Second among the things that interest me in this alley is the red and gold tracksuit, probably an older brother or cousin’s national team uniform. It takes passion and determination and focus to excel in the athletic arena. That’s why governments and businesses spend so much money and time on their sports teams. It creates a strong emotional bond between the athletes and those who admire them. It’s an entirely natural thing, the same way one might admire a swift or elegant bird. Then those natural human feelings are appropriated and welded to artificial jingoism. This little girl’s likely older brother or cousin (the one-child policy, while powerful, is not as rigid as is commonly reported) probably takes order and discipline very seriously, and if he’s on a national team, it means he’s achieved some level of recognition for his efforts in a highly competitive society. Even before politics and ideology, this little girl is surely absorbing these things like a sponge: How does one make sense of the world, how does one find one’s way through it? You learn from what’s closest to you. You don’t have to understand ideology to be shaped by it.

As a counterpoint, consider the blue jeans. What do blue jeans mean to the Chinese? Although it’s a glib generalization to talk about “the Chinese,” in much the same way talking about “Americans” is somewhat foolish, asking what blue jeans means is not a silly question to ask in an age of mass-produced culture and mediated conceptions of identity. We live, after all, in an age when people see nothing weird or immediately sad about expressing aspects of themselves through the choice of which mass-produced item they selected for purchase.

And “America,” among many other things, is a brand, embedded with all manner of code that is exported aggressively to the world. “Freedom,” “happiness” and “opportunity” are its dominant brand values. Consider how identified with “America” blue jeans are, and then further consider that the Chinese word for America is meiguo or “beautiful country.” (To be fair, the Chinese mostly see it as just a word, not as a word with literal meaning, much like people in the U.S. rarely think of Chicago, Manhattan or Seattle as Indian words with actual, you know, meaning.)

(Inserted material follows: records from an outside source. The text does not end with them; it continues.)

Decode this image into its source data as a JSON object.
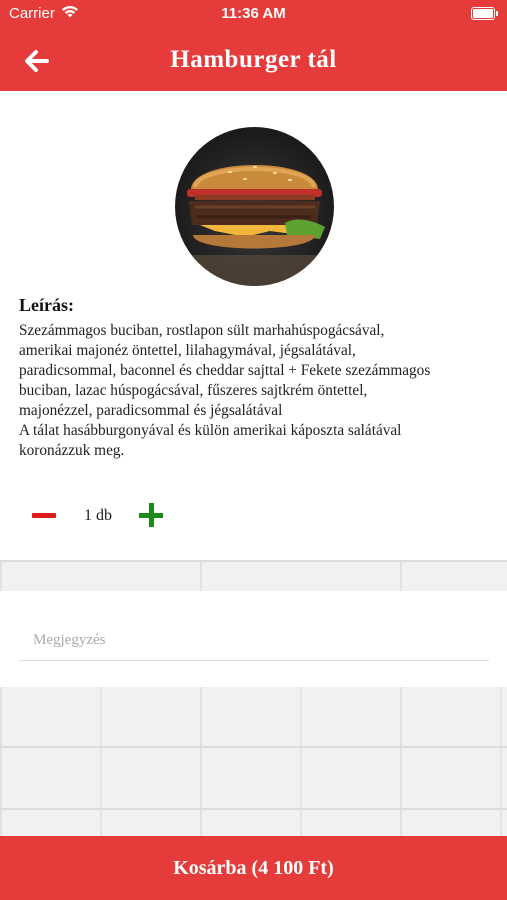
{
  "status_bar": {
    "carrier": "Carrier",
    "time": "11:36 AM",
    "wifi_icon": "wifi-icon",
    "battery_icon": "battery-icon"
  },
  "header": {
    "title": "Hamburger tál",
    "back_icon": "arrow-left-icon",
    "color": "#e53b3b"
  },
  "product": {
    "image_icon": "hamburger-image",
    "description_title": "Leírás:",
    "description": "Szezámmagos buciban, rostlapon sült marhahúspogácsával,\namerikai majonéz öntettel, lilahagymával, jégsalátával,\nparadicsommal, baconnel és cheddar sajttal + Fekete szezámmagos\nbuciban, lazac húspogácsával, fűszeres sajtkrém öntettel,\nmajonézzel, paradicsommal és jégsalátával\nA tálat hasábburgonyával és külön amerikai káposzta salátával\nkoronázzuk meg.",
    "quantity": "1 db",
    "minus_color": "#e0191b",
    "plus_color": "#1b8a1b"
  },
  "note": {
    "placeholder": "Megjegyzés",
    "value": ""
  },
  "footer": {
    "cart_button_label": "Kosárba (4 100 Ft)"
  }
}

That said, I have been called meiguoren (美国的, literally, “beautiful country person”), probably several dozen times in my short time here, and it always makes me feel a stab of pain that’s related to the pain I feel when I look around at the ubiquitous Western beauty ideals on display here. Really?, I think, a 5000-year old culture of several billion people with a staggering amount of cultural achievements and it’s own beautiful people and land can’t think of anything better to aspire to now than material wealth and the trappings of hyper consumer culture? They want to be like…. us?


Even a cursory study of China makes it obvious how much yearning and rage course through the people, much like an underground waterway. One of my all-time favorite songs, “Once in a Lifetime,” by the Talking Heads, has a line about there being “water under the water, carrying the water,” and I think it describes the humanity and dogged spirit of the people laboring under the yoke of Chinese government and ascending commerce quite well. They yearn, they long, and, when it boils over, they can exhibit shocking rage. The surface is not the reality.

At the beginning of this, I quoted Wilhelm Reich, Sigmund Freud’s cohort and fellow psychoanalytic theorist, who was the victim of the only U.S. government-ordered book burning in history, and who died in prison, a mad man, after being imprisoned for what he dared to think and write. (Sound familiar?) Freud thought people were violent sadistic animals, who had to be controlled and taught to “civilize” themselves for the good of society and stability. You can fairly say that Freud’s ideas were status quo – he never asked whether conforming to a sick society was natural or not; it was just assumed that being “well-regulated” and conforming was desirable and healthy. This makes me think of the deeply moving and staggeringly far-reaching speech Martin Luther King gave (presented in 1963, at WMU, and well-worth reading if you aren’t already familiar with it), where he attacks the concept of being “maladjusted” in a society to which he did not want to “adjust”:

Reich thought people were loving and good, and that it was the mutilations of society and government, the imposition of unnatural order, that caused neuroses and dysfunction. It was the systematic and unnatural control of people, in other words, that caused them to be violent, and to behave irrationally. Think of a house cat going slowly loopy, eating houseplants that make it sick and playing manically with a toy mouse when all it really wants to do is be outside, eating real mice, rutting at the appointed time, and following its nature. Reich thought eros was the highest expression of human health and actualization, and that it should be given free reign and support if we were to link hands with our higher selves. There are a great many things to take from Reich’s theory and story, but the one I think of most often, and which springs most readily to mind looking at this little Chinese girl caught between repulsion and friendliness is this: Love is both dangerous and beautiful, and sometimes you have to zoom in and pay attention before you can see it looking back at you.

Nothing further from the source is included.